2) Run baseline vs candidate evals.
3) Review budget burn for each outcome SLO.
4) Decide: promote, hold, or rollback.
5) Log decision + evidence in release journal.
Trade-offs
- Pro: Catches “looks healthy but feels broken” regressions.
- Pro: Aligns engineering decisions with user trust outcomes.
- Pro: Makes release governance auditable.
- Con: Outcome labeling/eval maintenance adds ongoing cost.
- Con: Some SLIs (like helpfulness) need careful rubric design.

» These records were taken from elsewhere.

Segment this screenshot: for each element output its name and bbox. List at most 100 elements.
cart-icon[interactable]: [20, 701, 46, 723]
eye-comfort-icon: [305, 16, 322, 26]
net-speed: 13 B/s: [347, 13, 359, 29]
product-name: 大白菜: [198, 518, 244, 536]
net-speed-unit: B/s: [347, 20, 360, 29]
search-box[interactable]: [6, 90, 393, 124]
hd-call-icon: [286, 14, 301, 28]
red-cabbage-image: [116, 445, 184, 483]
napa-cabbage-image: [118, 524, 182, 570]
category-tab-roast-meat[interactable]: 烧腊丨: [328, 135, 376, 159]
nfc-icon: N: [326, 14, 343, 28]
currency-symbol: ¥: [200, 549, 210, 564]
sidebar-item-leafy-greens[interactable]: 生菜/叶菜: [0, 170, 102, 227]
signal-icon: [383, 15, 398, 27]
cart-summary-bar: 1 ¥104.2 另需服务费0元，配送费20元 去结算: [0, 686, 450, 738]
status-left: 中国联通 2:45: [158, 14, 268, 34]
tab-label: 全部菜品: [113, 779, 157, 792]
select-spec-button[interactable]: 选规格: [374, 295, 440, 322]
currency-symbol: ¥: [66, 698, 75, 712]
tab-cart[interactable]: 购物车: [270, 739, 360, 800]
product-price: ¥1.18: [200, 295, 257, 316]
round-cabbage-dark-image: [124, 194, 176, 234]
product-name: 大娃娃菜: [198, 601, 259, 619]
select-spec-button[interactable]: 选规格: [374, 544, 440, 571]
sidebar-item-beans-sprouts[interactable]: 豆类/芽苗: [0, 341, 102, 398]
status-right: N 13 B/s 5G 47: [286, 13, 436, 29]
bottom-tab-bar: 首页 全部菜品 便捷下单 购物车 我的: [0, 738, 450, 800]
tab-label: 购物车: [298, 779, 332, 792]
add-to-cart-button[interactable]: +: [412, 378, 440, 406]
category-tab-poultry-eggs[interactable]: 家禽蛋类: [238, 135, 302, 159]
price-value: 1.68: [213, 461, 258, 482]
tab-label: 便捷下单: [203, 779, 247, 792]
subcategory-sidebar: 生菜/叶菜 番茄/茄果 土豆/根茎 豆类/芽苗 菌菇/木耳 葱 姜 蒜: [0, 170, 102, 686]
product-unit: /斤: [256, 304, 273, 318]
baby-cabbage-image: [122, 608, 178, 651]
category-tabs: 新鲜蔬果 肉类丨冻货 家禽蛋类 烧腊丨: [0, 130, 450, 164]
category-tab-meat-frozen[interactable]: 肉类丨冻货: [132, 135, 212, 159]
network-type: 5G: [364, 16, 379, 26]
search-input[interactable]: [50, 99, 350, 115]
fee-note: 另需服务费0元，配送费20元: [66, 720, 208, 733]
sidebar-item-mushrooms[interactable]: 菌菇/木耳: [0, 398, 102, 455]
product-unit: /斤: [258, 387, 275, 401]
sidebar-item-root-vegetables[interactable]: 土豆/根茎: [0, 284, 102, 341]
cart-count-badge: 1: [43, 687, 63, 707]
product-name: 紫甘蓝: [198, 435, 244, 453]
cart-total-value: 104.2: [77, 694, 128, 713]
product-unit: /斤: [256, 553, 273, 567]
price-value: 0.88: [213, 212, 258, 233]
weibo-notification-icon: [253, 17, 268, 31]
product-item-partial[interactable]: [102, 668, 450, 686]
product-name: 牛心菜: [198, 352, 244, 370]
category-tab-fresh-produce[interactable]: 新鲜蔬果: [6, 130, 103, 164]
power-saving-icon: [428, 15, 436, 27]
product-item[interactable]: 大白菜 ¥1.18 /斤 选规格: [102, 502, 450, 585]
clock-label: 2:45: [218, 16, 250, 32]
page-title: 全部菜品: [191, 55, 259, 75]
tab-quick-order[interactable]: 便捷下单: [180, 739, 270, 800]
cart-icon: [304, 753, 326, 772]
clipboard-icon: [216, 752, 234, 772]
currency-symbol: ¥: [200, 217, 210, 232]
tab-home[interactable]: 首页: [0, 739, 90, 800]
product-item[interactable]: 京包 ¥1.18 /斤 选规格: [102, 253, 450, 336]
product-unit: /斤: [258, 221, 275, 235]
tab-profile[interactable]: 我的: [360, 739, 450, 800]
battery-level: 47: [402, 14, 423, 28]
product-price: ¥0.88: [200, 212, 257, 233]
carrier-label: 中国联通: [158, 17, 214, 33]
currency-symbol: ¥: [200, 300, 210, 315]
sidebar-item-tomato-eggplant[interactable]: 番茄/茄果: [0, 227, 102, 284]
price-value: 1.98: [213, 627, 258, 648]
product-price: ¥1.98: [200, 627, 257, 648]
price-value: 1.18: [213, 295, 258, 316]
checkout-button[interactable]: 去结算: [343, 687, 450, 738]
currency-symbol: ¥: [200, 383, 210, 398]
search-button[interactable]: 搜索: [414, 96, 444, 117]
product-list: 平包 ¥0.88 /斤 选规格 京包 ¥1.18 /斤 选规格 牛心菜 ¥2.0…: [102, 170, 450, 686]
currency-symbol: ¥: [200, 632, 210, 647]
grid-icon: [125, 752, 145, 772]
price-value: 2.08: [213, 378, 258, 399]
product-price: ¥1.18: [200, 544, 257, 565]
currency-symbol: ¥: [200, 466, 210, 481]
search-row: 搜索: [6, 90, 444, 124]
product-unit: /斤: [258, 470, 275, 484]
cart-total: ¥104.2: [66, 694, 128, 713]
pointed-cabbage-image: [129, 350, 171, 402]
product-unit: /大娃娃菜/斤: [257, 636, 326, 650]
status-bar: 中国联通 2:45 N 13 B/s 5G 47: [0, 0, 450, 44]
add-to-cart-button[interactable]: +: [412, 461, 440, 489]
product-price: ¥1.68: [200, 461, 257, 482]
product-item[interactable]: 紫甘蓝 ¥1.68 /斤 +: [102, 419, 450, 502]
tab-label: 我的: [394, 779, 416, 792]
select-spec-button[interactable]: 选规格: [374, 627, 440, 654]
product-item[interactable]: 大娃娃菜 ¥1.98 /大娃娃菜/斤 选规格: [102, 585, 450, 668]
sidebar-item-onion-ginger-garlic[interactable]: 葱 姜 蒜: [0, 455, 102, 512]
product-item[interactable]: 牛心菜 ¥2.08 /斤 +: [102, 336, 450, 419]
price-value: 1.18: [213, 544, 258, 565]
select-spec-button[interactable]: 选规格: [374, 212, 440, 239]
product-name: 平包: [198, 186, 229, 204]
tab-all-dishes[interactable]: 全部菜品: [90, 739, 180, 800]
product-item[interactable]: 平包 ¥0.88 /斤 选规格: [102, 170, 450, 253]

- Con: Overly strict gates can slow iteration if metrics are noisy.
References
- Google SRE Book — Service Level Objectives: https://sre.google/sre-book/service-level-objectives/
- NIST AI Risk Management Framework: https://www.nist.gov/itl/ai-risk-management-framework
- OpenAI Docs — Working with evals: https://platform.openai.com/docs/guides/evals
- Anthropic Docs — Reduce hallucinations: https://docs.anthropic.com/en/docs/test-and-evaluate/strengthen-guardrails/reduce-hallucinations
Final Take
For LLM systems, uptime is table stakes, not reliability. Reliability means users consistently get useful and trustworthy outcomes. The teams that operationalize outcome SLOs now will ship faster and break trust less often.
Changelog
- 2026-04-13: Initial draft created and published.